MAF and MAP Sensors
Engine load is monitored by the ECM and the TCM through the MAP and MAF sensors. The (MAP) manifold absolute pressure sensor senses engine load through pressure in the intake manifold. A faulty MAP sensor will really affect engine performance, but can also affect transmission’s shift timing. This is because the PCM uses this signal as an indication of engine load. Another important sensor used to indicate engine load and also has an effect on shift timing is the MAF sensor.
A (MAF) mass air flow sensor measures the volume of air passing through the air tube to indicate engine load. There are several types found on vehicles today. These include the cold wire, hot wire, Karmen Vortex and the vane type MAF sensors.
The vane type MAF sensor uses a paddle or door that moves as air rushes by. This type of sensor utilizes a potentiometer (variable resister) to send a variable or changing voltage signal to the PCM in proportion to air volume.
The cold wire MAF sensor uses thin metal strips that vibrate as the air passes by.
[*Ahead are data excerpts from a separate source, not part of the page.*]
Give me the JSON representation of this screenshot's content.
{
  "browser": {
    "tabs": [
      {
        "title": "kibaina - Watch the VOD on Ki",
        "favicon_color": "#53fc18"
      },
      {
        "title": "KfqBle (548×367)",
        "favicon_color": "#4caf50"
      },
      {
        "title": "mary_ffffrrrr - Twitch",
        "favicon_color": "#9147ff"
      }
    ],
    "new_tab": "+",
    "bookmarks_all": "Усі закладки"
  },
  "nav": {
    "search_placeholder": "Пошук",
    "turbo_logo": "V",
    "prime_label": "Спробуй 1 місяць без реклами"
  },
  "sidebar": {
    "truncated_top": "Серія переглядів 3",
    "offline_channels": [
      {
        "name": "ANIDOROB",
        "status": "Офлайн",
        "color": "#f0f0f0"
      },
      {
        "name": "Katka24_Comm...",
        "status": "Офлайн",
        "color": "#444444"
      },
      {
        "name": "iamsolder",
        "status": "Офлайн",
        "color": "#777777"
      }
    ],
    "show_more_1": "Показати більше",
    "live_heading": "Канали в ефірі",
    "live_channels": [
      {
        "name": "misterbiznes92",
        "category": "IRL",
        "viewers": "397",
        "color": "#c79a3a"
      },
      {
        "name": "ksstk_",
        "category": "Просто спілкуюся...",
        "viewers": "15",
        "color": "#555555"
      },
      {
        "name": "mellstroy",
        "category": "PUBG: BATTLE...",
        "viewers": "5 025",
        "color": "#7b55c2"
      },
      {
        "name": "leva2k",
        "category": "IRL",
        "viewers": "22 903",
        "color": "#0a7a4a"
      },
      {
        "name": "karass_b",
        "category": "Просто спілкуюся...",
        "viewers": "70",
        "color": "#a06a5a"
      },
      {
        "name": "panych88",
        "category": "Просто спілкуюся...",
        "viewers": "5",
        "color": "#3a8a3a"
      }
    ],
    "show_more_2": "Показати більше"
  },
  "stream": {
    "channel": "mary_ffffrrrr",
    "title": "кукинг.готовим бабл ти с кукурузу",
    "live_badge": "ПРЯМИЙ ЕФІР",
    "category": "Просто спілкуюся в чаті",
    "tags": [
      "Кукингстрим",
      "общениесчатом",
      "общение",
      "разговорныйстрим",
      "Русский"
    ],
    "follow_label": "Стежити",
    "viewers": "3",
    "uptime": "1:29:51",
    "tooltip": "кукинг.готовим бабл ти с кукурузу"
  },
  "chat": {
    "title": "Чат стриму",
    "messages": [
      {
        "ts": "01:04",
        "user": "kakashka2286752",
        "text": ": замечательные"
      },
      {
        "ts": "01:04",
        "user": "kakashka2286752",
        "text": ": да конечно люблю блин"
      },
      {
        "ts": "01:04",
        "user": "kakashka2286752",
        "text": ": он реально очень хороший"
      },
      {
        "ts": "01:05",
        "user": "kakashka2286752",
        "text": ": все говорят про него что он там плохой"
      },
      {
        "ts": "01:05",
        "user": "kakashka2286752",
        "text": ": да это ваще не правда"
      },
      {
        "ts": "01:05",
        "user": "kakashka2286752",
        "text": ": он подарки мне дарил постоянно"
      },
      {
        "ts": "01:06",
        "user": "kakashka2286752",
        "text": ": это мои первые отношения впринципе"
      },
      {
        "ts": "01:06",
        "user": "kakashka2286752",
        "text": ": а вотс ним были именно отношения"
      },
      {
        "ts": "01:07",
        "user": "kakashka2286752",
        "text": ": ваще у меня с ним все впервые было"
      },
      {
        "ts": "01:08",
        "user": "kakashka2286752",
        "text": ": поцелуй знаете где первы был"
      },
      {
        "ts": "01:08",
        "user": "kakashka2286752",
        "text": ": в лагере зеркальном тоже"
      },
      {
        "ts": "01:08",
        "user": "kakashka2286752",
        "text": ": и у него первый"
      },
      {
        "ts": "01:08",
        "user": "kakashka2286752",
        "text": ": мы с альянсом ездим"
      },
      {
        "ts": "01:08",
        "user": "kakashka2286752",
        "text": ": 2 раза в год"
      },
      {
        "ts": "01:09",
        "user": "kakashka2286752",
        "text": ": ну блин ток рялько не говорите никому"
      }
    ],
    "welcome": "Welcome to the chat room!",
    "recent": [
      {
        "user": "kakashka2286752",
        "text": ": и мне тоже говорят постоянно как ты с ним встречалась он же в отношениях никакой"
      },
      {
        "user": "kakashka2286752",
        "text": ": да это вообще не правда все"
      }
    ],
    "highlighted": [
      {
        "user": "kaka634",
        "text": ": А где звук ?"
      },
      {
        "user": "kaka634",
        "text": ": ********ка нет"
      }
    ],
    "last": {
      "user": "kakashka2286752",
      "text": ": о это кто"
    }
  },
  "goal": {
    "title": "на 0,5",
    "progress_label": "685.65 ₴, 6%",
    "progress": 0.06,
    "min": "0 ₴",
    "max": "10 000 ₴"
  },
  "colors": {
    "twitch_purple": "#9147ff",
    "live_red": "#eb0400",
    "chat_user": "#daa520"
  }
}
This vibration changes in frequency; changing the signal sent to the PCM.
The hot wire MAF sensor contains a heated filament similar to a toaster element. Its resistance changes or decreases as cool air pass by the filament. The changes in current to maintain the sensors heat are converted into a voltage signal and sent to the PCM to make adjustments to air fuel ratio.
Both the MAP and MAF sensors provide the PCM and TCM with valuable information regarding engine load. The transmission’s control unit uses this information for shift control. A mass air flow sensor left unplugged or in need of cleaning (hot wire) will affect a vehicle’s shift control dramatically.